Mais avant d’aborder le thème du roman, il convient de définir le style. L’anticipation est un genre délicat qui se démarque de la science-fiction pure et dure. En effet, il s’agit ici pour l’auteur d’imaginer ce que le monde pourrait devenir, en se basant sur des sciences actuelles comme la physique, la politique ou, pour Brunner, la sociologie. Ainsi, on n’imagine pas de toutes pièces une histoire avec des inventions fantastiques, on part du réel et on l’amplifie jusqu’à concevoir un futur qui pourrait exister.
Tous à Zanzibar, c’est l’histoire du monde tel qu’il pourrait être en 2010 (le roman a été écrit dans les années 70). La surpopulation n’est plus un concept mais une réalité, et l’humanité a du s’adapter afin de survivre. Ainsi, les couples qui voudraient avoir des enfants doivent obligatoirement passer une analyse poussée du caryotype afin de déceler toute tare génétique. Si l’un des prétendants à la paternité ou la maternité se révèle avoir une déficience grave, ou moins grave (comme le daltonisme pour ne prendre qu’un exemple), il ou elle est stérilisé. La pire insulte de cette époque, c’est de se traiter de « taré », dans le sens génétique.

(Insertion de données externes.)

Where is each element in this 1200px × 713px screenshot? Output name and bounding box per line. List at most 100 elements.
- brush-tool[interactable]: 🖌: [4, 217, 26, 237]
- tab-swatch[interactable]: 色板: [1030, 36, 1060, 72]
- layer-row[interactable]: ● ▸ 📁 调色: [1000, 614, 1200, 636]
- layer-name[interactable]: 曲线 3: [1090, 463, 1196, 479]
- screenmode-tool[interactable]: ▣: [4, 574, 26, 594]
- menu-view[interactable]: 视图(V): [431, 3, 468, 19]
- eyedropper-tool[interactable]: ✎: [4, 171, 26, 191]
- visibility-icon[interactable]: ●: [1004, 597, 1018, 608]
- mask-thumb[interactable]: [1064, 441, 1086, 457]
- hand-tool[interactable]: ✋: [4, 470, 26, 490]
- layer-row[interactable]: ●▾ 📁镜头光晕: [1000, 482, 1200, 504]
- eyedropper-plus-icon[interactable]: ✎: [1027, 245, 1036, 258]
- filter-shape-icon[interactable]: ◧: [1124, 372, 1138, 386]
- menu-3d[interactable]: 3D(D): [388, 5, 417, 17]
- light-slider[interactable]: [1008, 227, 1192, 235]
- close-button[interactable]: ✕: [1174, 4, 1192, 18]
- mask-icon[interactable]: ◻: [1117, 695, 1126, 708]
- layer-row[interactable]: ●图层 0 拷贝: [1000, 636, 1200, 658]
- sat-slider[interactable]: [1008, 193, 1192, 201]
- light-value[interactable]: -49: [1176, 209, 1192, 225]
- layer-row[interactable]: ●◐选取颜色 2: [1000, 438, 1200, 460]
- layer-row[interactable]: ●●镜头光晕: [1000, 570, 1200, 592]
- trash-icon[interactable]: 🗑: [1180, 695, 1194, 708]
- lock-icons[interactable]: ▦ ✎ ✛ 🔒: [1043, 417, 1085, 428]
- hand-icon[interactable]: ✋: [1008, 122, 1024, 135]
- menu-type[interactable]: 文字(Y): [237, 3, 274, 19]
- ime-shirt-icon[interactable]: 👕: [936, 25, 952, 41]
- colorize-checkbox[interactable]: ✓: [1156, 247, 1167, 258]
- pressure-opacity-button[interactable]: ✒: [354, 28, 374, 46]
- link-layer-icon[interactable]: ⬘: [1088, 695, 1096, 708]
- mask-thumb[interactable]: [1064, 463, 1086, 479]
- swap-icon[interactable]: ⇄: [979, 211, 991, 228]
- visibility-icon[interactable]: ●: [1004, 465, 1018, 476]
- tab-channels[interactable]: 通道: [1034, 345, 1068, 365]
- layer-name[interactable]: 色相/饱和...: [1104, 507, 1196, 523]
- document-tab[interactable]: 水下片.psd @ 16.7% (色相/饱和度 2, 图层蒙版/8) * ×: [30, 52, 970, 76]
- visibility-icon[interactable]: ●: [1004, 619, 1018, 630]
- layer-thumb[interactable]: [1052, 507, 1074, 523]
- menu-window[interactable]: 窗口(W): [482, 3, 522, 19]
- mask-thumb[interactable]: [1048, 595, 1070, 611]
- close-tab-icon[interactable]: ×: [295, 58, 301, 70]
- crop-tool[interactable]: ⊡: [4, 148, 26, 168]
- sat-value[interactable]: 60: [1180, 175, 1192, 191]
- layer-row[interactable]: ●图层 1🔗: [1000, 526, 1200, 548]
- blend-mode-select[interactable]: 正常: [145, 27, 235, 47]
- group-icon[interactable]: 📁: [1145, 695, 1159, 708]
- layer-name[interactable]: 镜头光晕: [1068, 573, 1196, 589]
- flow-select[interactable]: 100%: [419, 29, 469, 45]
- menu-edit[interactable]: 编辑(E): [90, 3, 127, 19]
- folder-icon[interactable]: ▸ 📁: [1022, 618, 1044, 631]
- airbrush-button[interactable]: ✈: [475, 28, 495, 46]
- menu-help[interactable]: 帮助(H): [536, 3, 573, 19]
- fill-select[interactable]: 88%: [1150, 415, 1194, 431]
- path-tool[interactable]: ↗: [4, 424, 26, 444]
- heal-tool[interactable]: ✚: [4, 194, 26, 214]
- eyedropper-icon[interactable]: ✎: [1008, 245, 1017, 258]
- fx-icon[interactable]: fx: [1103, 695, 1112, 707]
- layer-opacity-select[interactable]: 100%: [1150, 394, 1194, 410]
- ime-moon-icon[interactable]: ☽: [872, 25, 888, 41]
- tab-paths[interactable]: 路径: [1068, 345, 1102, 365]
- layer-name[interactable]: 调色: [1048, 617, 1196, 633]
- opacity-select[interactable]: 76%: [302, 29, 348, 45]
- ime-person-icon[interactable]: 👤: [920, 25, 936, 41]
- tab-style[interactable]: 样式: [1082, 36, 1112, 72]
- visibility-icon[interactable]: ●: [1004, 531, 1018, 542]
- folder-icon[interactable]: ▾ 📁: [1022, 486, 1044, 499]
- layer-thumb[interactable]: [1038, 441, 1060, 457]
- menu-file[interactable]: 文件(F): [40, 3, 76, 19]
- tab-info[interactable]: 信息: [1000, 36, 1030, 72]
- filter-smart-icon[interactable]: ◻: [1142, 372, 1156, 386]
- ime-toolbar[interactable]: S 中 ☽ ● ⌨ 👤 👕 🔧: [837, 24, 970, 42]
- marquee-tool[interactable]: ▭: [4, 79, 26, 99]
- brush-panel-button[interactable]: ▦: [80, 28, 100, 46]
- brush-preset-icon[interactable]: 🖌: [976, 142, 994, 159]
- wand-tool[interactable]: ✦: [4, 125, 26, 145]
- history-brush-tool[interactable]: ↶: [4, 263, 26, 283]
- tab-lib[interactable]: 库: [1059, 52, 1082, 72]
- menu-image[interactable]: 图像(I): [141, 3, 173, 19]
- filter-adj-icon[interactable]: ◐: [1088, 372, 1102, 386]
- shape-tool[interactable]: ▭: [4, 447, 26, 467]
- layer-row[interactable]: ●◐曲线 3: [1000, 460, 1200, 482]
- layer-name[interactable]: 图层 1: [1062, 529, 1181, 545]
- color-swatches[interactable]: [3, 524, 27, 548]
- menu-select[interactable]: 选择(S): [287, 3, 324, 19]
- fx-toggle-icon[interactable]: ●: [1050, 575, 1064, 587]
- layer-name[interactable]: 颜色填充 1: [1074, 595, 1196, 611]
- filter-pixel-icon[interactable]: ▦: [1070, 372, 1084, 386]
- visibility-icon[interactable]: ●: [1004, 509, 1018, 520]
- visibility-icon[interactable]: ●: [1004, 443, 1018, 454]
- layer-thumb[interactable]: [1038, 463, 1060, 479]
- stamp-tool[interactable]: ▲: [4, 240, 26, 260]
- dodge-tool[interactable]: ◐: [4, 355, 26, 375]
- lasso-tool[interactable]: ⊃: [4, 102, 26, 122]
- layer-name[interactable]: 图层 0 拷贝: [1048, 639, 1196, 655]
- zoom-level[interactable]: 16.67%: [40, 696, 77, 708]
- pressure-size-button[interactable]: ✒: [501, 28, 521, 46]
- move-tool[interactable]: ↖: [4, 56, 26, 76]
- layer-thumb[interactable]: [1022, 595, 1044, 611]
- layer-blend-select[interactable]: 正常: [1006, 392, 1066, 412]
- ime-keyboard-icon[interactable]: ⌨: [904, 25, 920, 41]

Bien sûr, la surpopulation entraîne une avalanche d’autres catastrophes, comme la pollution (New-York est entièrement couverte par un dôme à oxygène afin d’en limiter les effets), l’agressivité permanente (certains concitoyens deviennent régulièrement fous et se mette à massacrer les gens autour d’eux avant d’être abattus), et la dépendance aux tranquillisants tant ils sont devenus indispensables pour supporter la promiscuité.
Le roman suit plusieurs personnages. Norman est un jeune cadre afro-américain d’une des plus grosses sociétés américaines qui par un concours de circonstances se voit confier la responsabilité d’un des projets les plus ambitieux de ces dernières années : le rachat d’un petit Etat africain pour en gérer l’exploitation. Donald est un éternel étudiant qui cache un secret : il est en fait un agent-secret dormant au services des USA qui craint qu’on ne le « réactive » un jour. Chad Mulligan, enfin, est un sociologue de génie cynique et désabusé qui ne supporte pas le monde dans lequel il vit, et qui tente, surtout par la provocation, de faire réagir ses concitoyens.
La construction du roman est très déconcertante dans les premières pages du roman, mais évite l’ennui quand on avance dans l’histoire. En effet, il se découpe en quatre types de chapitres différents. « Contexte » introduit des notions sur l’univers décrit par l’auteur afin qu’on s’en fasse une idée générale. « Le monde en marche » fait penser à une chaîne d’infos en continu, avec des news, des bouts de dialogue, des enchaînements d’idées. « Jalons et portraits » prend des instantanés sur ce monde, décrit de brèves tranches de vie sur des personnages pris apparemment au hasard, un peu comme un zapping à l’échelle planétaire. Enfin, « Continuité », comme son nom l’indique, reprend l’histoire des personnages principaux pour donner au roman sa véritable trame.
Le style d’écriture est très correct et assez accessible si on arrive à dépasser les premiers chapitres. En effet, la structure narrative avec ses quatre types de chapitres et assez déroutante mais sert vite le récit en lui évitant de tomber dans la monotonie. Il s’en suit que l’univers créé est extrêmement riche et vraiment très crédible. Un peu trop, d’ailleurs, car si le livre a été écrit quarante ans plus tôt, on se rend compte qu’on n’est plus très loin de ce qu’il décrit, et c’est plutôt démoralisant. En fait, le problème avec Tous à Zanzibar, c’est que Brunner ne s’est pas trompé, et on n’est pas dépaysé en le lisant, on a juste l’impression de se retrouver avec une version un peu plus noire de notre monde actuel.
Un récit entre l’essai et le roman, donc, sur lequel il faut s’accrocher aux première pages, mais qui révèle assez vite son potentiel.